Today I was reminded of something important and I wanted to share it here because I know some of you who read my blog are going through a lot right now. It's so simple yet somehow it seemed like a revelation to me - it's okay to be sad. It's okay to fall apart a bit, to admit, if only to myself that no, everything is not okay.
I don't understand why I expect myself to be so together and on top of it all. There are just days when the weight of it all comes crashing down and today, for me, was one of those days. And so I stayed in the clothes I threw on first thing this morning, I sipped tea and read my book while the girls played in the tent I made for them out of quilts and chairs. I did get some work done around the house, but it felt so freeing to know that it's okay to be sad and to not hide my emotions behind my self-expectations. It's freeing to bring my emotions to God and know that I didn't have to move on quickly to the next item on my list, I can embrace this sadness and not be ashamed of my weakness.

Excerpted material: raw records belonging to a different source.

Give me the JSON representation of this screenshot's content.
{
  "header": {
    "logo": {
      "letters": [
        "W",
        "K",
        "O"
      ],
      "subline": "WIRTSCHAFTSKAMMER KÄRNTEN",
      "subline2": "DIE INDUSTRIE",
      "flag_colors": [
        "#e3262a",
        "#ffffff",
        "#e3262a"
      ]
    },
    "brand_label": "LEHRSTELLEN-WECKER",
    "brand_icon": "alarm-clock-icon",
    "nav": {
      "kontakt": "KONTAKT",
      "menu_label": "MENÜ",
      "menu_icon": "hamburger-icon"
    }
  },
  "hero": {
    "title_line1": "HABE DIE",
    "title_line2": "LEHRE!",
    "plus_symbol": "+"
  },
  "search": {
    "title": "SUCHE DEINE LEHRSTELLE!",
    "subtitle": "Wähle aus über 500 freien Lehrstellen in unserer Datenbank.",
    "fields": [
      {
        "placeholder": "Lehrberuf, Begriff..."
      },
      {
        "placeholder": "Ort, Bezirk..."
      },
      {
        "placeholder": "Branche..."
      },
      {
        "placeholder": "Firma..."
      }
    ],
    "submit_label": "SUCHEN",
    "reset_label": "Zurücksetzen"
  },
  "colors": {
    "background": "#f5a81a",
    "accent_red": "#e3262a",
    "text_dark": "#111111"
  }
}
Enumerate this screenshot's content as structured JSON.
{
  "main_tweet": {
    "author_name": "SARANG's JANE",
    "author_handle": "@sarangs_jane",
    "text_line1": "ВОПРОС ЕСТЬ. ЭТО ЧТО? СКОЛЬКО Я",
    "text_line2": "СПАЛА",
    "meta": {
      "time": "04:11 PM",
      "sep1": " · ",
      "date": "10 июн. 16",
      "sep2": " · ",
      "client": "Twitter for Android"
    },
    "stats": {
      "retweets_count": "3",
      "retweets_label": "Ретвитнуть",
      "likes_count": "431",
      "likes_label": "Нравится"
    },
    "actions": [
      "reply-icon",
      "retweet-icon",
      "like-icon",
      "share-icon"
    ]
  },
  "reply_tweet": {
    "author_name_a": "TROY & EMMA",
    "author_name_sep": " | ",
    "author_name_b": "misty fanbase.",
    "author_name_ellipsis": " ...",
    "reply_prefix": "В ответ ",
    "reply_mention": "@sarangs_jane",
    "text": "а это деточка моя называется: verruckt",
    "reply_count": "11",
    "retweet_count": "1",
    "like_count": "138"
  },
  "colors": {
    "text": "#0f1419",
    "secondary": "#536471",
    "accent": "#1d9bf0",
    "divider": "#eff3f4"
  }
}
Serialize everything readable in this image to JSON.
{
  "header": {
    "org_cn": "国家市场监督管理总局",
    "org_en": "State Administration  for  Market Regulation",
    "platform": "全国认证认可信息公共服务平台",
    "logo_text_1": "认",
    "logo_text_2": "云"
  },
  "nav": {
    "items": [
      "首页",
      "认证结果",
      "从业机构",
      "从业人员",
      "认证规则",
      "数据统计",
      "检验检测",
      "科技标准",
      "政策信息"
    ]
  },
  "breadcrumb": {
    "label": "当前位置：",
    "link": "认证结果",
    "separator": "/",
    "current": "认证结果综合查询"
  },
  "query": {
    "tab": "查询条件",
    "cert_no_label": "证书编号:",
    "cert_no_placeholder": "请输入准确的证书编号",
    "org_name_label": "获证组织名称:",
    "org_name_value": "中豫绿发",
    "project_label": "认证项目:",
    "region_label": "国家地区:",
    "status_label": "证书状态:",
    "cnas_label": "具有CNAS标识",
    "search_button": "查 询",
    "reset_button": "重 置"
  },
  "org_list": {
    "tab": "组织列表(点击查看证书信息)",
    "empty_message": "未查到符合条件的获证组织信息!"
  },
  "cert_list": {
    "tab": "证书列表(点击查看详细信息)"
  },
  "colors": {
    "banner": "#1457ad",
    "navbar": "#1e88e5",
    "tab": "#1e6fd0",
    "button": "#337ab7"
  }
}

For the LORD comforts Zion;
he comforts all her waste places
and makes her wilderness like Eden,
her desert like the garden of the LORD;
joy and gladness will be found in her,
thanksgiving and the voice of song.

1 comment:

sara said...

Faith, I realize this post is a few years old, but it reminded me of a lesson from an online class I'm taking right now. Are you familiar with Brave Girls Club? If not, you should look it up:) Two weeks ago the lesson was all about embracing your weaknesses and loving your weak self and how we NEED both our weak and strong parts. Life has sort of thrown a curve ball my way and so I had a really hard time relating to the lesson at first since I don't even feel like I HAVE a strong self. Little by little, she's coming back out to play, though. Life is good, even in the midst of struggle... even in the midst of wondering if it will ever get better. It's just hard to remember that sometimes. Take good care of you!